The Cyber Resilience Act was approved in 2024 but will not come in full enforcement until December 2027. This gives enterprises a grace period timeline to prepare for compliance.

  • 2024 – CRA formally adopted at the EU level
  • 2025 – Regulation enters into force; transition period begins
  • September 11, 2026 – Vulnerability handling, incident reporting, and conformity preparation ramps up. Manufacturers will be required to notify the European Union Agency for Cybersecurity (ENISA) and Member State authority of actively exploited vulnerabilities and severe incidents affecting in-scope products. This notification must be made without undue delay, and in any event within 24 hours of the manufacturer becoming aware of the vulnerability or incident.
  • December 11, 2027 – Full CRA compliance becomes mandatory for products placed on the EU market.

The 2024 to 2027 transition window gives product teams time to align development, security, and compliance processes.

 

Summary

The Cyber Resilience Act represents a major change in how cybersecurity is regulated for products with digital elements in the EU. Compliance is no longer optional or an afterthought.

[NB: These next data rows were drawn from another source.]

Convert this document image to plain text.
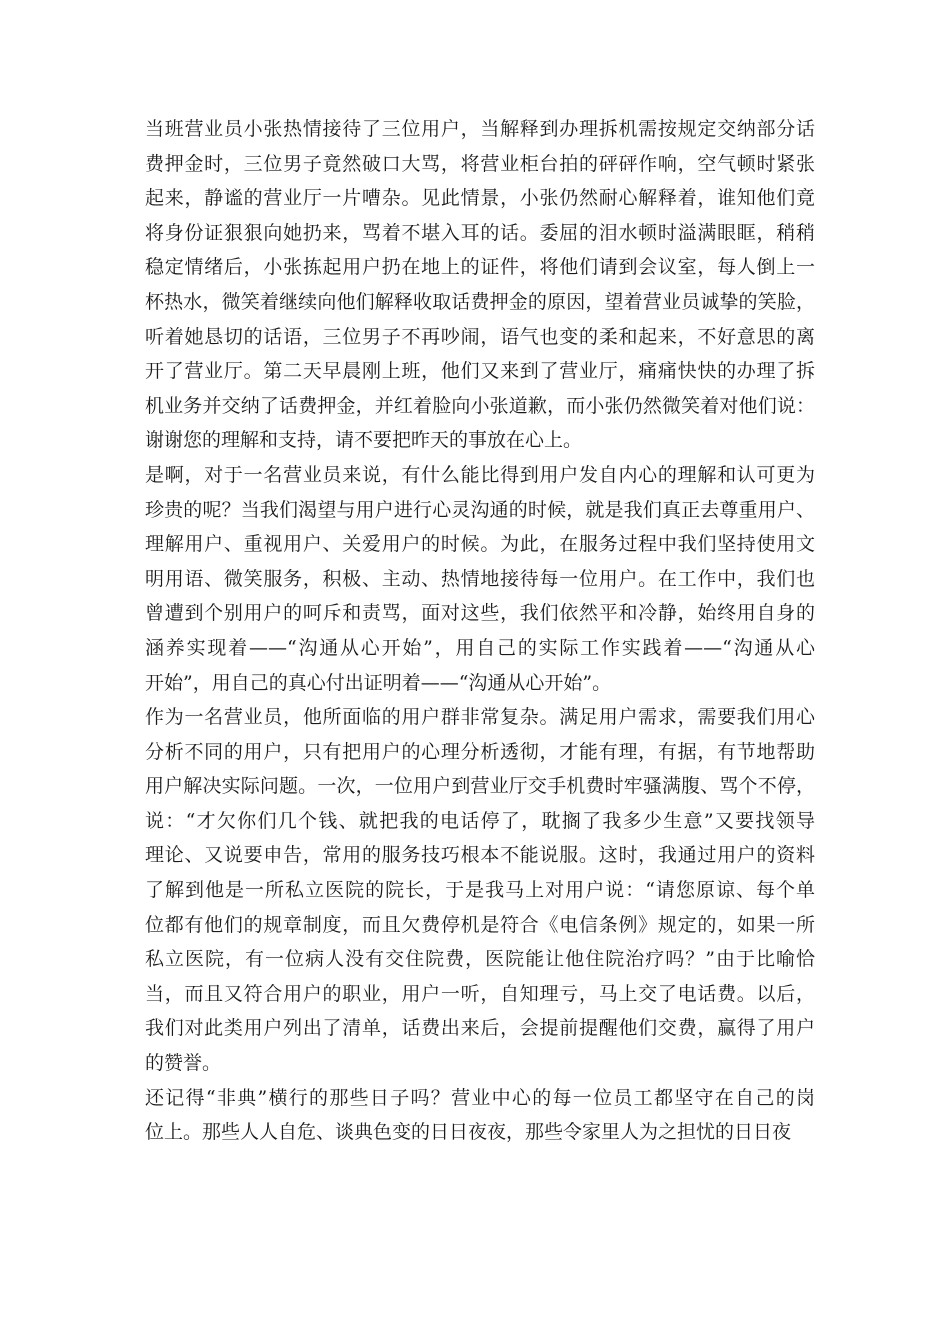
当班营业员小张热情接待了三位用户，当解释到办理拆机需按规定交纳部分话
费押金时，三位男子竟然破口大骂，将营业柜台拍的砰砰作响，空气顿时紧张
起来，静谧的营业厅一片嘈杂。见此情景，小张仍然耐心解释着，谁知他们竟
将身份证狠狠向她扔来，骂着不堪入耳的话。委屈的泪水顿时溢满眼眶，稍稍
稳定情绪后，小张拣起用户扔在地上的证件，将他们请到会议室，每人倒上一
杯热水，微笑着继续向他们解释收取话费押金的原因，望着营业员诚挚的笑脸，
听着她恳切的话语，三位男子不再吵闹，语气也变的柔和起来，不好意思的离
开了营业厅。第二天早晨刚上班，他们又来到了营业厅，痛痛快快的办理了拆
机业务并交纳了话费押金，并红着脸向小张道歉，而小张仍然微笑着对他们说：
谢谢您的理解和支持，请不要把昨天的事放在心上。
是啊，对于一名营业员来说，有什么能比得到用户发自内心的理解和认可更为
珍贵的呢？当我们渴望与用户进行心灵沟通的时候，就是我们真正去尊重用户、
理解用户、重视用户、关爱用户的时候。为此，在服务过程中我们坚持使用文
明用语、微笑服务，积极、主动、热情地接待每一位用户。在工作中，我们也
曾遭到个别用户的呵斥和责骂，面对这些，我们依然平和冷静，始终用自身的
涵养实现着——“沟通从心开始”，用自己的实际工作实践着——“沟通从心
开始”，用自己的真心付出证明着——“沟通从心开始”。
作为一名营业员，他所面临的用户群非常复杂。满足用户需求，需要我们用心
分析不同的用户，只有把用户的心理分析透彻，才能有理，有据，有节地帮助
用户解决实际问题。一次，一位用户到营业厅交手机费时牢骚满腹、骂个不停，
说：“才欠你们几个钱、就把我的电话停了，耽搁了我多少生意”又要找领导
理论、又说要申告，常用的服务技巧根本不能说服。这时，我通过用户的资料
了解到他是一所私立医院的院长，于是我马上对用户说：“请您原谅、每个单
位都有他们的规章制度，而且欠费停机是符合《电信条例》规定的，如果一所
私立医院，有一位病人没有交住院费，医院能让他住院治疗吗？”由于比喻恰
当，而且又符合用户的职业，用户一听，自知理亏，马上交了电话费。以后，
我们对此类用户列出了清单，话费出来后，会提前提醒他们交费，赢得了用户
的赞誉。
还记得“非典”横行的那些日子吗？营业中心的每一位员工都坚守在自己的岗
位上。那些人人自危、谈典色变的日日夜夜，那些令家里人为之担忧的日日夜
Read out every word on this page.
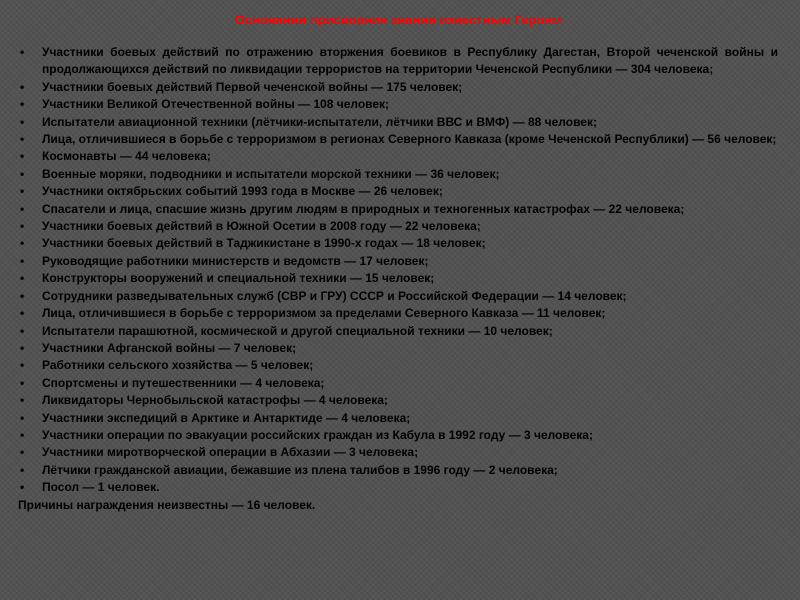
Основания присвоения звания известным Героям
•	Участники боевых действий по отражению вторжения боевиков в Республику Дагестан, Второй чеченской войны и продолжающихся действий по ликвидации террористов на территории Чеченской Республики — 304 человека;
•	Участники боевых действий Первой чеченской войны — 175 человек;
•	Участники Великой Отечественной войны — 108 человек;
•	Испытатели авиационной техники (лётчики-испытатели, лётчики ВВС и ВМФ) — 88 человек;
•	Лица, отличившиеся в борьбе с терроризмом в регионах Северного Кавказа (кроме Чеченской Республики) — 56 человек;
•	Космонавты — 44 человека;
•	Военные моряки, подводники и испытатели морской техники — 36 человек;
•	Участники октябрьских событий 1993 года в Москве — 26 человек;
•	Спасатели и лица, спасшие жизнь другим людям в природных и техногенных катастрофах — 22 человека;
•	Участники боевых действий в Южной Осетии в 2008 году — 22 человека;
•	Участники боевых действий в Таджикистане в 1990-х годах — 18 человек;
•	Руководящие работники министерств и ведомств — 17 человек;
•	Конструкторы вооружений и специальной техники — 15 человек;
•	Сотрудники разведывательных служб (СВР и ГРУ) СССР и Российской Федерации — 14 человек;
•	Лица, отличившиеся в борьбе с терроризмом за пределами Северного Кавказа — 11 человек;
•	Испытатели парашютной, космической и другой специальной техники — 10 человек;
•	Участники Афганской войны — 7 человек;
•	Работники сельского хозяйства — 5 человек;
•	Спортсмены и путешественники — 4 человека;
•	Ликвидаторы Чернобыльской катастрофы — 4 человека;
•	Участники экспедиций в Арктике и Антарктиде — 4 человека;
•	Участники операции по эвакуации российских граждан из Кабула в 1992 году — 3 человека;
•	Участники миротворческой операции в Абхазии — 3 человека;
•	Лётчики гражданской авиации, бежавшие из плена талибов в 1996 году — 2 человека;
•	Посол — 1 человек.

Причины награждения неизвестны — 16 человек.
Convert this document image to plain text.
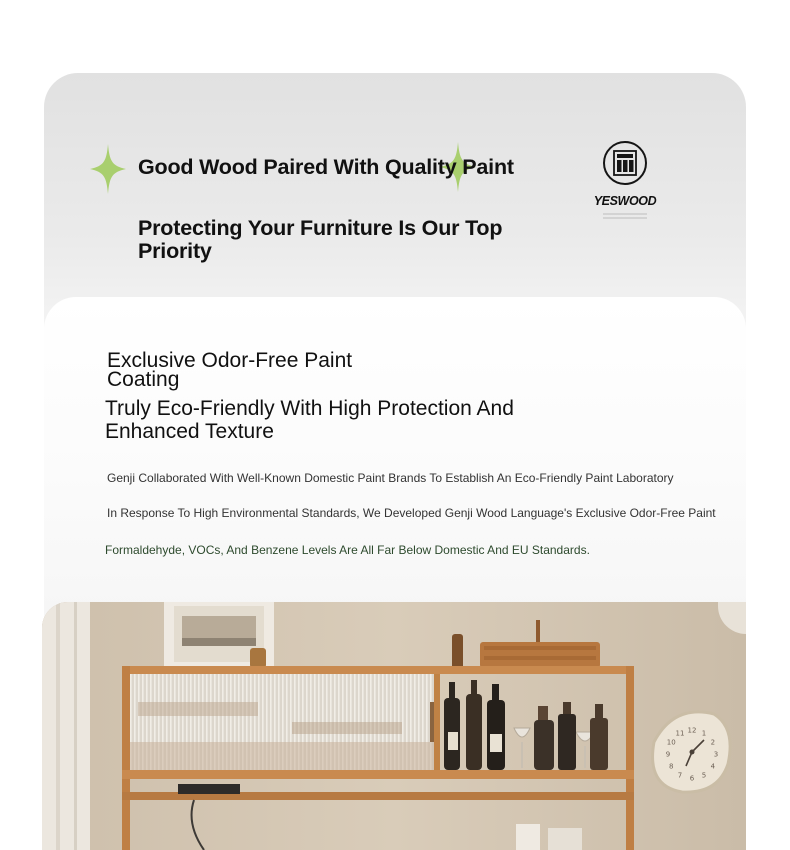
Good Wood Paired With Quality Paint
Protecting Your Furniture Is Our Top Priority
YESWOOD
Exclusive Odor-Free Paint Coating
Truly Eco-Friendly With High Protection And Enhanced Texture

Genji Collaborated With Well-Known Domestic Paint Brands To Establish An Eco-Friendly Paint Laboratory

In Response To High Environmental Standards, We Developed Genji Wood Language's Exclusive Odor-Free Paint

Formaldehyde, VOCs, And Benzene Levels Are All Far Below Domestic And EU Standards.

12 1
2
3
4
5
6
7
8
9
10
11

It is a core product requirement, meaning cybersecurity must be built into product design from the start.

For companies, meeting CRA obligations means designing products with security in mind, managing risks on an ongoing basis, and providing documentation proving accountability and transparency. By meeting compliance, you gain trust with customers, safeguard sensitive data, and protect the company's reputation. Preparing early not only reduces regulatory risk, but also builds stronger, more trusted products and positions products for long-term adoption in the EU market.